The trial of Thomas Paine was the commencement of a series of State prosecutions, not for political offences, but for political designs. The name of Paine had caused much apprehension, but many even amongst the Conservatives dreaded the extension of the practice of making the publication of a man's abstract opinions criminal, when unaccompanied with any direct or open attempt to put them into effect. In the beginning of 1793 followed prosecutions in Edinburgh, where the ministerial influence was great, against men who had associated to do little more than call for reform in Parliament; and five persons, whose alleged crimes consisted chiefly in having read Paine's "Rights of Man," and in having expressed either a partial approbation of his doctrines, or a strong declaration in favor of Parliamentary reform, were transported severally: Joseph Gerrald, William Skirving, and Thomas Muir for fourteen, and Thomas Fyshe Palmer and Maurice Margarot for seven years! These men had been active in the political societies, and it was imagined that, by an exemplary injustice of this kind, these societies would be intimidated. Such, however, was not the case, for, from this moment, the clubs in Edinburgh became more active than ever, and they certainly took a more dangerous character; so that, before the end of the year, there was actually a "British Convention" sitting in the Scottish capital.
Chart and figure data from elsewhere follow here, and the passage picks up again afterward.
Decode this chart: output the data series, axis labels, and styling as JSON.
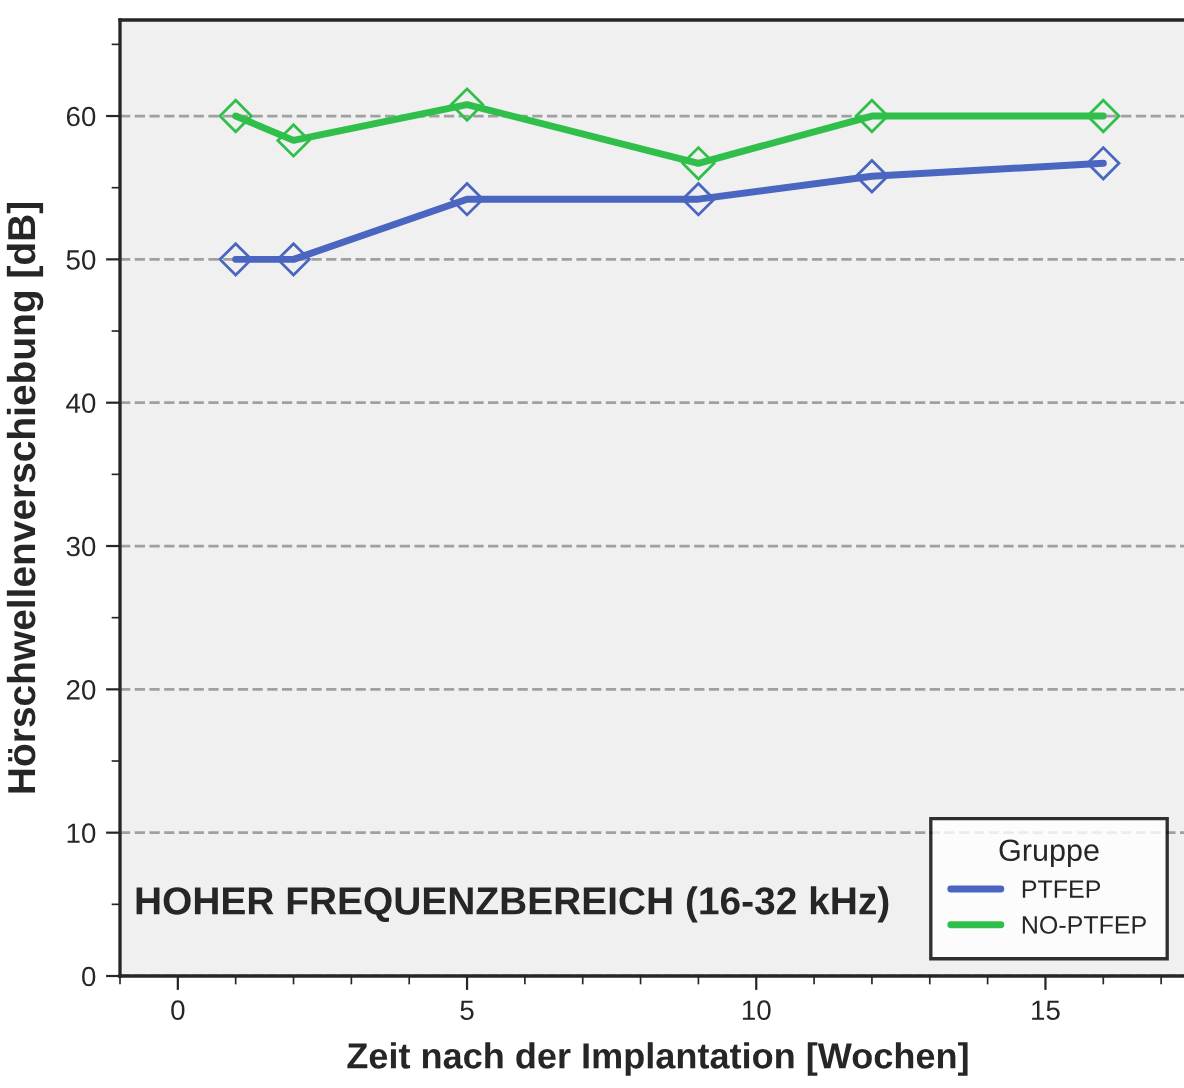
{
  "chart_data": {
    "type": "line",
    "xlabel": "Zeit nach der Implantation [Wochen]",
    "ylabel": "Hörschwellenverschiebung [dB]",
    "legend_title": "Gruppe",
    "annotations": [
      "HOHER FREQUENZBEREICH (16-32 kHz)"
    ],
    "x": [
      1,
      2,
      5,
      9,
      12,
      16
    ],
    "series": [
      {
        "name": "PTFEP",
        "color": "#4a66c0",
        "values": [
          50,
          50,
          54.2,
          54.2,
          55.8,
          56.7
        ]
      },
      {
        "name": "NO-PTFEP",
        "color": "#2fbf4a",
        "values": [
          60,
          58.3,
          60.8,
          56.7,
          60,
          60
        ]
      }
    ],
    "xlim": [
      -1,
      17.6
    ],
    "ylim": [
      0,
      66.7
    ],
    "xticks": [
      0,
      5,
      10,
      15
    ],
    "yticks": [
      0,
      10,
      20,
      30,
      40,
      50,
      60
    ],
    "grid": "y",
    "legend": "bottom right",
    "marker": "diamond",
    "line_style": "solid"
  }
}
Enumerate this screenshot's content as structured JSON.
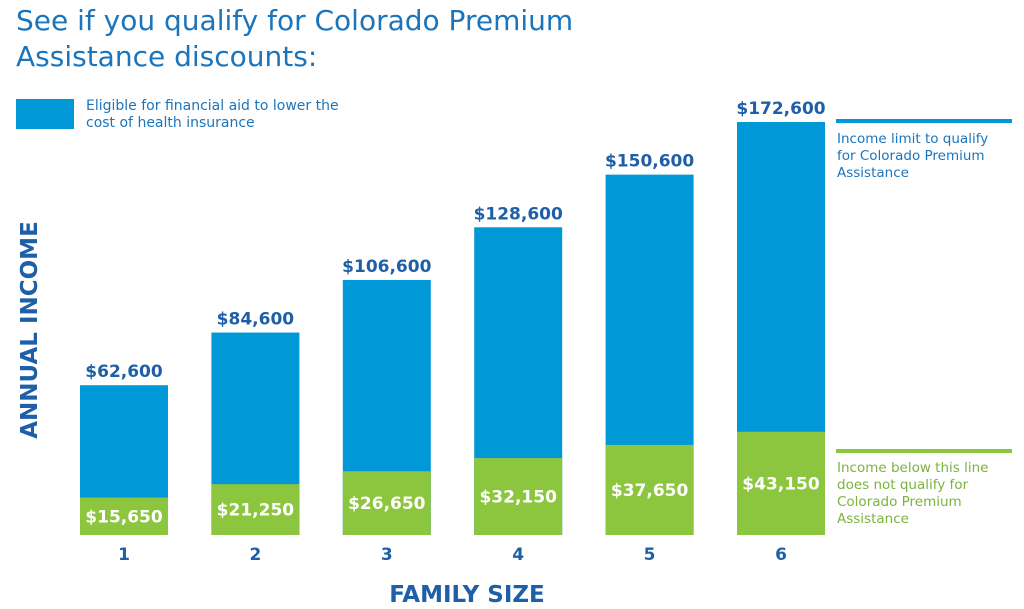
{
  "chart_data": {
    "type": "bar",
    "title_lines": [
      "See if you qualify for Colorado Premium",
      "Assistance discounts:"
    ],
    "legend": {
      "lines": [
        "Eligible for financial aid to lower the",
        "cost of health insurance"
      ],
      "color": "#0098d7"
    },
    "xlabel": "FAMILY SIZE",
    "ylabel": "ANNUAL INCOME",
    "categories": [
      "1",
      "2",
      "3",
      "4",
      "5",
      "6"
    ],
    "series": [
      {
        "values": [
          62600,
          84600,
          106600,
          128600,
          150600,
          172600
        ],
        "labels": [
          "$62,600",
          "$84,600",
          "$106,600",
          "$128,600",
          "$150,600",
          "$172,600"
        ],
        "color": "#0098d7"
      },
      {
        "values": [
          15650,
          21250,
          26650,
          32150,
          37650,
          43150
        ],
        "labels": [
          "$15,650",
          "$21,250",
          "$26,650",
          "$32,150",
          "$37,650",
          "$43,150"
        ],
        "color": "#8cc63f"
      }
    ],
    "annotations": {
      "upper": {
        "lines": [
          "Income limit to qualify",
          "for Colorado Premium",
          "Assistance"
        ],
        "color": "#1b75bc"
      },
      "lower": {
        "lines": [
          "Income below this line",
          "does not qualify for",
          "Colorado Premium",
          "Assistance"
        ],
        "color": "#7cb33f"
      }
    },
    "ylim": [
      0,
      172600
    ],
    "grid": false
  }
}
This was dissolved by force at the beginning of 1794, and two of its members were added to the convicts already destined for transportation. Their severe sentences provoked warm discussions in the English Parliament, but the ministers were inexorable in their resolution to put them in execution.
The extreme severity of the sentences passed on the Scottish political martyrs, even as judged by those admitting the legality and justice of their conviction, was so shameful as to rouse general interest. Barbarous as the law of Scotland appeared to be, it became a matter of doubt whether the Court of Justiciary had not exceeded its power, in substituting the punishment of transportation for that of banishment, imposed by the Act of Queen Anne, for the offence charged on those men.